Having employees involved drove success of the five-month-old loyalty program, which has both free and paid components. The staff suggested welcome perks like "buy two, get one free" on pre-owned games and provide ideas of for sweepstakes prizes and rewards. They have a unique perspective because they are gamers first, and employees second. "We hire for passion for the game," she said. "We can teach the sales skills, but we can't teach passion." The new loyalty program is already self-sustaining with more than 50 percent of members enrolled in the paid version, encouraged by GameStop's frontline, passionate employees.
Not every company's employees are so enthusiastic or empowered. Arussy recommends looking at employee interactions with customers to find out what may hold them back from delivering a good customer experience. Is it technology? Policies? Fear of retribution? Lack of training? Compile a list, prioritize it, and start making changes in how employees are encouraged and empowered to contribute to and deliver a customer experience, he says.

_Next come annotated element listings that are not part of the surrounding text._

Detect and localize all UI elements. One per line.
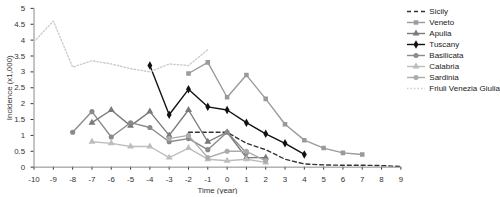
svg-text:2: 2 (264, 175, 268, 184)
svg-text:-7: -7 (88, 175, 95, 184)
svg-text:2: 2 (21, 99, 25, 108)
html-text:Tuscany: Tuscany (429, 40, 460, 49)
svg-text:Time (year): Time (year) (197, 186, 237, 194)
svg-text:0: 0 (21, 163, 26, 172)
svg-text:5: 5 (21, 4, 26, 13)
svg-text:0: 0 (225, 175, 230, 184)
svg-text:7: 7 (360, 175, 364, 184)
svg-text:1.5: 1.5 (14, 115, 26, 124)
html-text:Apulia: Apulia (429, 29, 452, 38)
svg-text:-10: -10 (28, 175, 40, 184)
html-text:Veneto: Veneto (429, 18, 455, 27)
svg-text:1: 1 (244, 175, 248, 184)
html-text:Sicily: Sicily (429, 7, 448, 16)
html-text:Calabria: Calabria (429, 62, 460, 71)
svg-text:3: 3 (283, 175, 288, 184)
html-text:Basilicata: Basilicata (429, 51, 464, 60)
svg-text:-5: -5 (127, 175, 135, 184)
svg-text:8: 8 (379, 175, 384, 184)
svg-text:-8: -8 (69, 175, 77, 184)
svg-text:6: 6 (341, 175, 346, 184)
svg-text:-9: -9 (50, 175, 57, 184)
svg-text:5: 5 (321, 175, 326, 184)
svg-text:1: 1 (21, 131, 25, 140)
svg-text:2.5: 2.5 (14, 83, 26, 92)
svg-text:9: 9 (399, 175, 403, 184)
svg-text:-3: -3 (166, 175, 174, 184)
svg-text:0.5: 0.5 (14, 147, 26, 156)
svg-text:-2: -2 (185, 175, 192, 184)
svg-text:-4: -4 (146, 175, 154, 184)
html-text:Friuli Venezia Giulia: Friuli Venezia Giulia (429, 84, 500, 93)
svg-text:4.5: 4.5 (14, 20, 26, 29)
svg-text:Incidence (x1,000): Incidence (x1,000) (5, 55, 14, 120)
svg-text:3.5: 3.5 (14, 52, 26, 61)
html-text:Sardinia: Sardinia (429, 73, 459, 82)
svg-text:-1: -1 (204, 175, 211, 184)
svg-text:3: 3 (21, 67, 26, 76)
svg-text:4: 4 (21, 36, 26, 45)
svg-text:-6: -6 (108, 175, 116, 184)
svg-text:4: 4 (302, 175, 307, 184)
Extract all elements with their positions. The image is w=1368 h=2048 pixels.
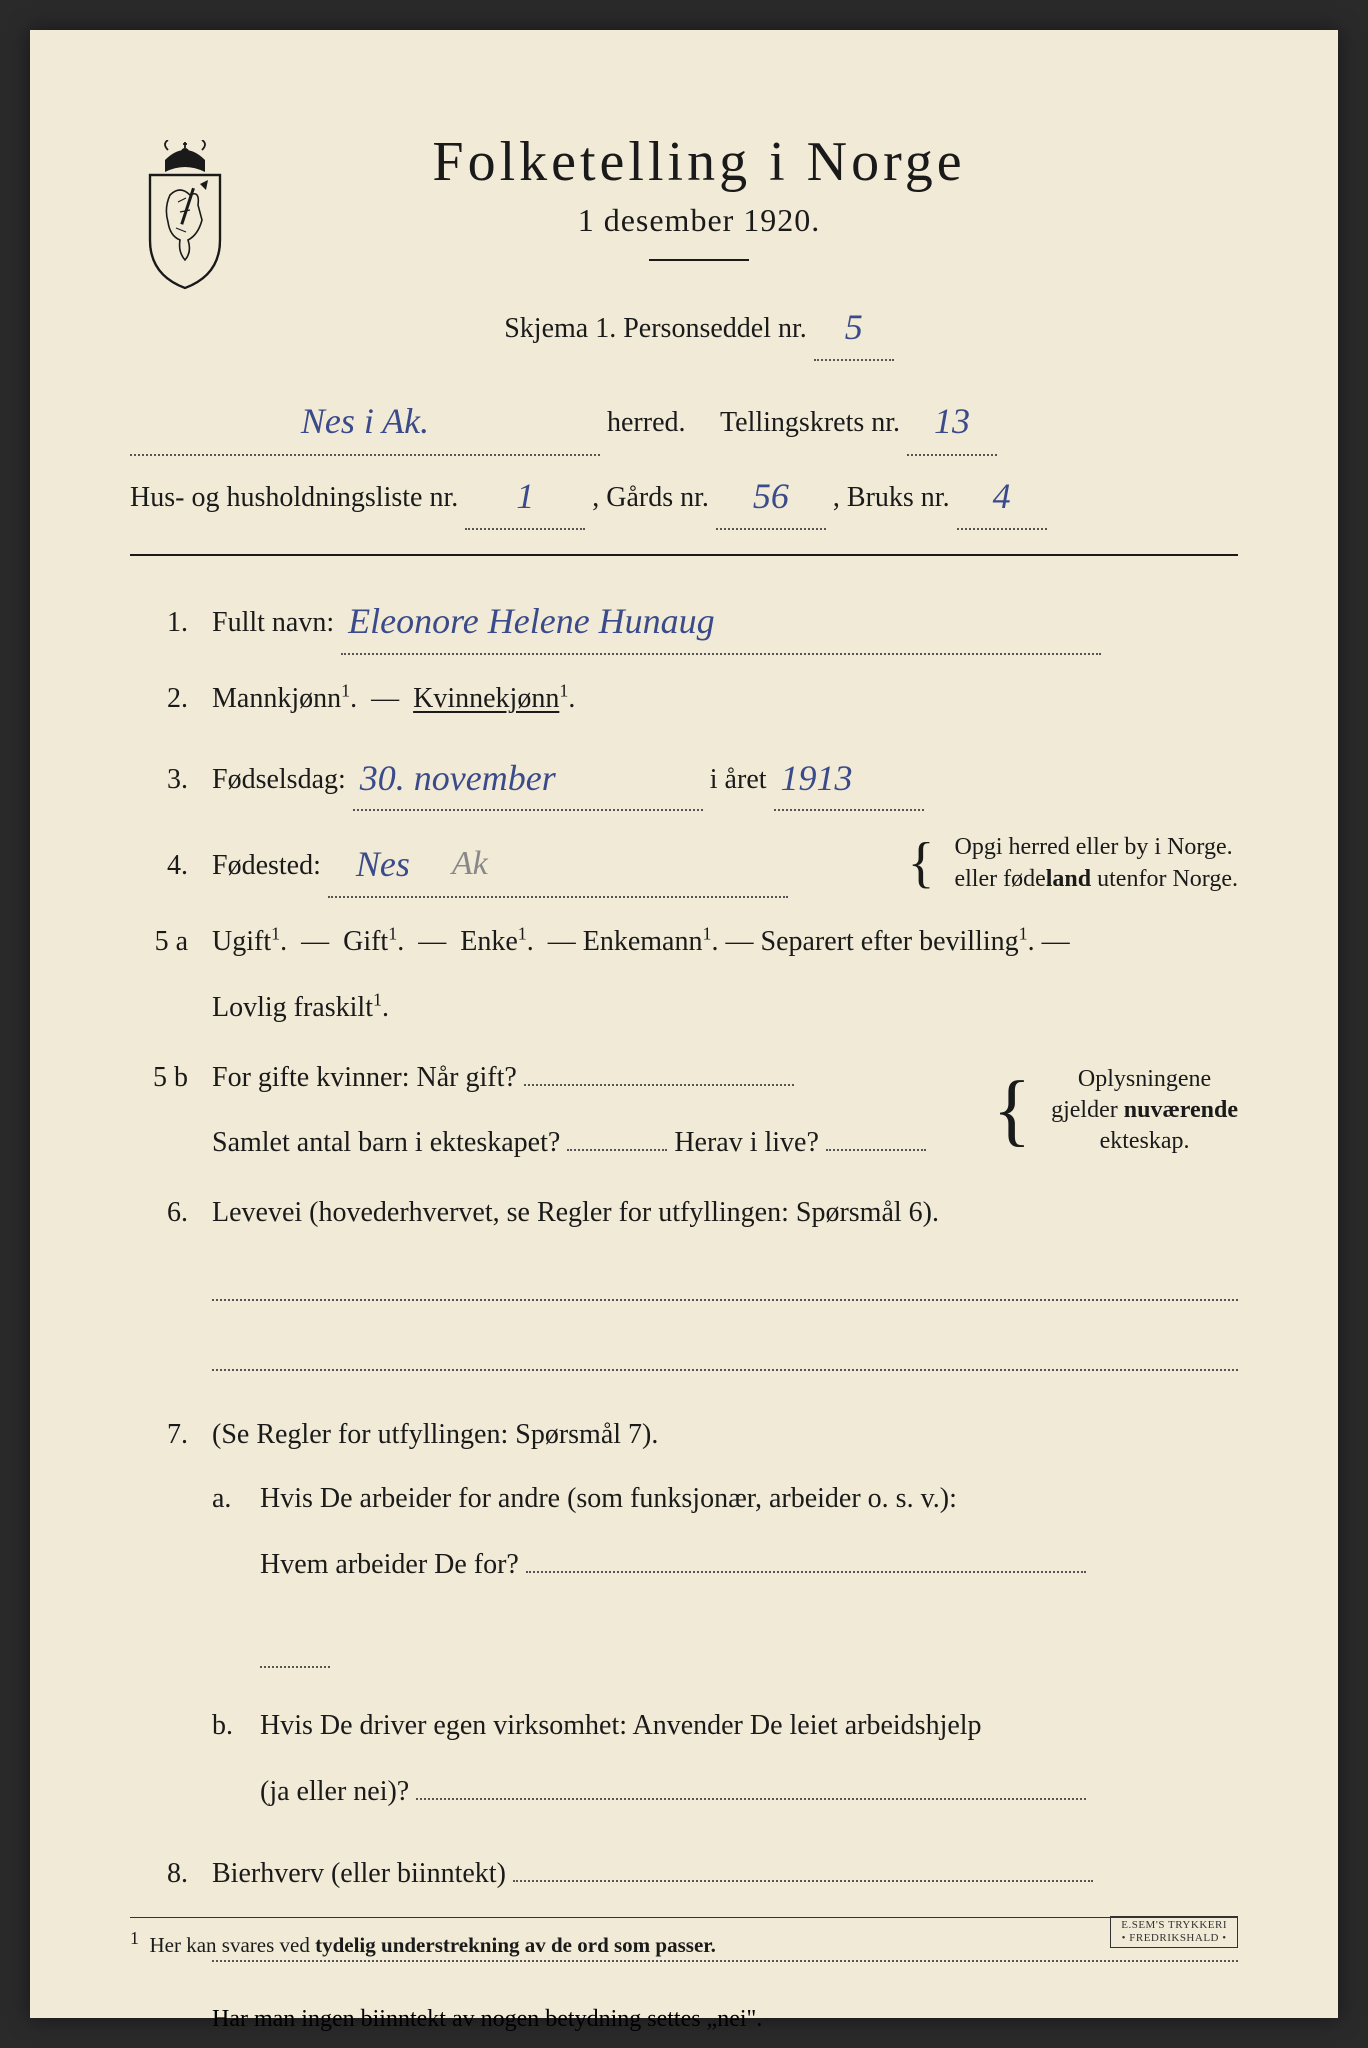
herred-label: herred. bbox=[607, 407, 686, 438]
husliste-label: Hus- og husholdningsliste nr. bbox=[130, 482, 458, 513]
q4-note1: Opgi herred eller by i Norge. bbox=[954, 832, 1238, 863]
note: Har man ingen biinntekt av nogen betydni… bbox=[140, 2006, 1238, 2033]
q8: 8. Bierhverv (eller biinntekt) bbox=[140, 1848, 1238, 1982]
q7b-line2: (ja eller nei)? bbox=[260, 1776, 409, 1807]
q5b-line1a: For gifte kvinner: Når gift? bbox=[212, 1062, 517, 1093]
brace-icon: { bbox=[908, 841, 935, 886]
q3-mid: i året bbox=[710, 764, 767, 795]
q4-note: Opgi herred eller by i Norge. eller føde… bbox=[954, 832, 1238, 894]
q6: 6. Levevei (hovederhvervet, se Regler fo… bbox=[140, 1187, 1238, 1391]
q5b-note: Oplysningene gjelder nuværende ekteskap. bbox=[1051, 1064, 1238, 1158]
q6-blank2 bbox=[212, 1321, 1238, 1371]
herred-line: Nes i Ak. herred. Tellingskrets nr. 13 bbox=[130, 385, 1238, 455]
herred-value: Nes i Ak. bbox=[301, 401, 429, 441]
q5a-num: 5 a bbox=[140, 916, 188, 968]
q7-num: 7. bbox=[140, 1409, 188, 1461]
q7a-line1: Hvis De arbeider for andre (som funksjon… bbox=[260, 1473, 1238, 1525]
footnote: 1 Her kan svares ved tydelig understrekn… bbox=[130, 1928, 1238, 1958]
q5a-options: Ugift1. — Gift1. — Enke1. — Enkemann1. —… bbox=[212, 916, 1238, 968]
footnote-text-a: Her kan svares ved bbox=[150, 1933, 316, 1957]
brace-icon: { bbox=[993, 1078, 1031, 1142]
printer-line1: E.SEM'S TRYKKERI bbox=[1121, 1919, 1227, 1932]
q4-value: Nes bbox=[356, 844, 410, 884]
q7-intro: (Se Regler for utfyllingen: Spørsmål 7). bbox=[212, 1409, 1238, 1461]
q2-num: 2. bbox=[140, 673, 188, 725]
header: Folketelling i Norge 1 desember 1920. Sk… bbox=[130, 130, 1238, 365]
printer-line2: • FREDRIKSHALD • bbox=[1121, 1932, 1227, 1945]
q2-opt-b: Kvinnekjønn bbox=[413, 683, 559, 714]
q6-text: Levevei (hovederhvervet, se Regler for u… bbox=[212, 1187, 1238, 1239]
tellingskrets-label: Tellingskrets nr. bbox=[720, 407, 900, 438]
husliste-line: Hus- og husholdningsliste nr. 1 , Gårds … bbox=[130, 460, 1238, 530]
footnote-area: 1 Her kan svares ved tydelig understrekn… bbox=[130, 1917, 1238, 1958]
question-list: 1. Fullt navn: Eleonore Helene Hunaug 2.… bbox=[130, 586, 1238, 2033]
q1-label: Fullt navn: bbox=[212, 607, 334, 638]
footnote-marker: 1 bbox=[130, 1928, 139, 1948]
footnote-text-b: tydelig understrekning av de ord som pas… bbox=[315, 1933, 716, 1957]
q7b-letter: b. bbox=[212, 1700, 240, 1818]
q7a: a. Hvis De arbeider for andre (som funks… bbox=[212, 1473, 1238, 1689]
q3-num: 3. bbox=[140, 754, 188, 806]
q3: 3. Fødselsdag: 30. november i året 1913 bbox=[140, 743, 1238, 812]
q7a-blank bbox=[260, 1618, 330, 1668]
q5b-note2: gjelder nuværende bbox=[1051, 1095, 1238, 1126]
subtitle: 1 desember 1920. bbox=[270, 202, 1128, 239]
q2-opt-a: Mannkjønn bbox=[212, 683, 341, 714]
q1-value: Eleonore Helene Hunaug bbox=[348, 601, 715, 641]
q4: 4. Fødested: Nes Ak { Opgi herred eller … bbox=[140, 829, 1238, 898]
schema-label: Skjema 1. Personseddel nr. bbox=[504, 313, 807, 344]
q7b-line1: Hvis De driver egen virksomhet: Anvender… bbox=[260, 1700, 1238, 1752]
q8-num: 8. bbox=[140, 1848, 188, 1900]
q5a-options2: Lovlig fraskilt1. bbox=[212, 982, 1238, 1034]
section-divider bbox=[130, 554, 1238, 556]
gards-label: , Gårds nr. bbox=[592, 482, 709, 513]
q4-label: Fødested: bbox=[212, 850, 321, 881]
q5a: 5 a Ugift1. — Gift1. — Enke1. — Enkemann… bbox=[140, 916, 1238, 1034]
tellingskrets-value: 13 bbox=[934, 401, 970, 441]
q2: 2. Mannkjønn1. — Kvinnekjønn1. bbox=[140, 673, 1238, 725]
bruks-label: , Bruks nr. bbox=[833, 482, 950, 513]
gards-value: 56 bbox=[753, 476, 789, 516]
q4-value2: Ak bbox=[452, 845, 488, 882]
q7a-line2: Hvem arbeider De for? bbox=[260, 1549, 519, 1580]
q1-num: 1. bbox=[140, 597, 188, 649]
q7b: b. Hvis De driver egen virksomhet: Anven… bbox=[212, 1700, 1238, 1818]
q3-label: Fødselsdag: bbox=[212, 764, 346, 795]
husliste-value: 1 bbox=[516, 476, 534, 516]
q6-blank1 bbox=[212, 1251, 1238, 1301]
schema-value: 5 bbox=[845, 307, 863, 347]
q5b-note3: ekteskap. bbox=[1051, 1126, 1238, 1157]
coat-of-arms-icon bbox=[130, 140, 240, 290]
crest-svg bbox=[130, 140, 240, 290]
q1: 1. Fullt navn: Eleonore Helene Hunaug bbox=[140, 586, 1238, 655]
q5b-note1: Oplysningene bbox=[1051, 1064, 1238, 1095]
footnote-rule bbox=[130, 1917, 1238, 1918]
q6-num: 6. bbox=[140, 1187, 188, 1239]
q3-year: 1913 bbox=[781, 758, 853, 798]
q5b: 5 b For gifte kvinner: Når gift? Samlet … bbox=[140, 1052, 1238, 1170]
census-form-page: Folketelling i Norge 1 desember 1920. Sk… bbox=[30, 30, 1338, 2018]
title-block: Folketelling i Norge 1 desember 1920. Sk… bbox=[270, 130, 1238, 365]
q7: 7. (Se Regler for utfyllingen: Spørsmål … bbox=[140, 1409, 1238, 1830]
title-divider bbox=[649, 259, 749, 261]
q7a-letter: a. bbox=[212, 1473, 240, 1689]
printer-stamp: E.SEM'S TRYKKERI • FREDRIKSHALD • bbox=[1110, 1916, 1238, 1948]
bruks-value: 4 bbox=[993, 476, 1011, 516]
q5b-line2a: Samlet antal barn i ekteskapet? bbox=[212, 1127, 560, 1158]
q5b-num: 5 b bbox=[140, 1052, 188, 1104]
main-title: Folketelling i Norge bbox=[270, 130, 1128, 194]
schema-line: Skjema 1. Personseddel nr. 5 bbox=[270, 291, 1128, 361]
q3-day: 30. november bbox=[360, 758, 556, 798]
q4-num: 4. bbox=[140, 840, 188, 892]
q5b-line2b: Herav i live? bbox=[674, 1127, 819, 1158]
q4-note2: eller fødeland utenfor Norge. bbox=[954, 864, 1238, 895]
q8-label: Bierhverv (eller biinntekt) bbox=[212, 1858, 506, 1889]
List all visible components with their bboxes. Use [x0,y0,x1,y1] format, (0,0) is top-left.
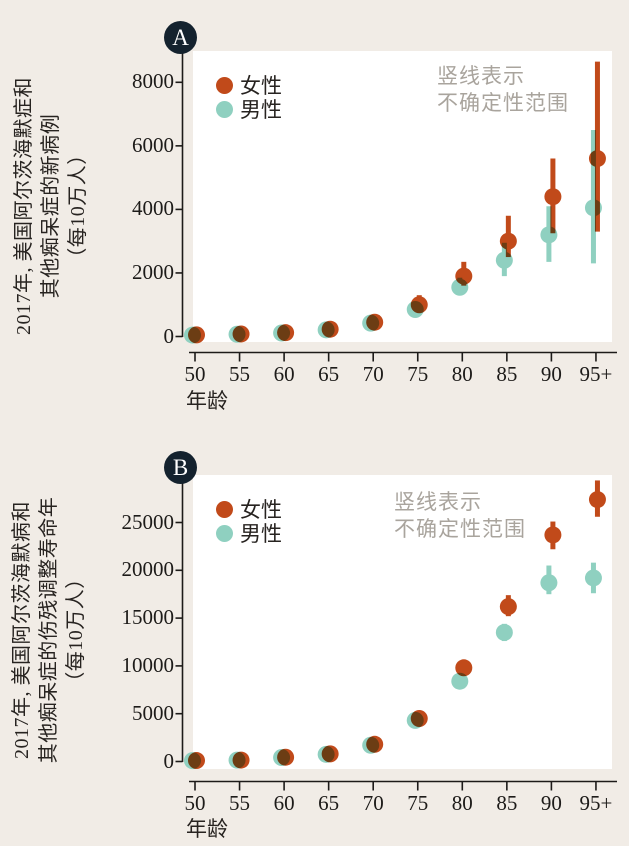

In addition, "people behave on how they're measured," says Marker of Junction Solutions. He recommends that companies look at internal metrics and incentive structure to make sure they're aligned to customer experience objectives.
Prepare for the future
No one knows what the future will hold. Customer expectations change rapidly, and new technology and communication channels are popping up every day. Companies that provide a good customer experience today will not automatically provide one tomorrow. Because of such uncertainty, it's more important than ever to align internal people, processes, and technology to be prepared to meet whatever customer experience obstacles and opportunities may be on the horizon. Coordination leads to flexibility and the ability to adapt quickly. According to Arussy, "The future belongs to those who define [the customer experience] correctly and assign resources to make it happen."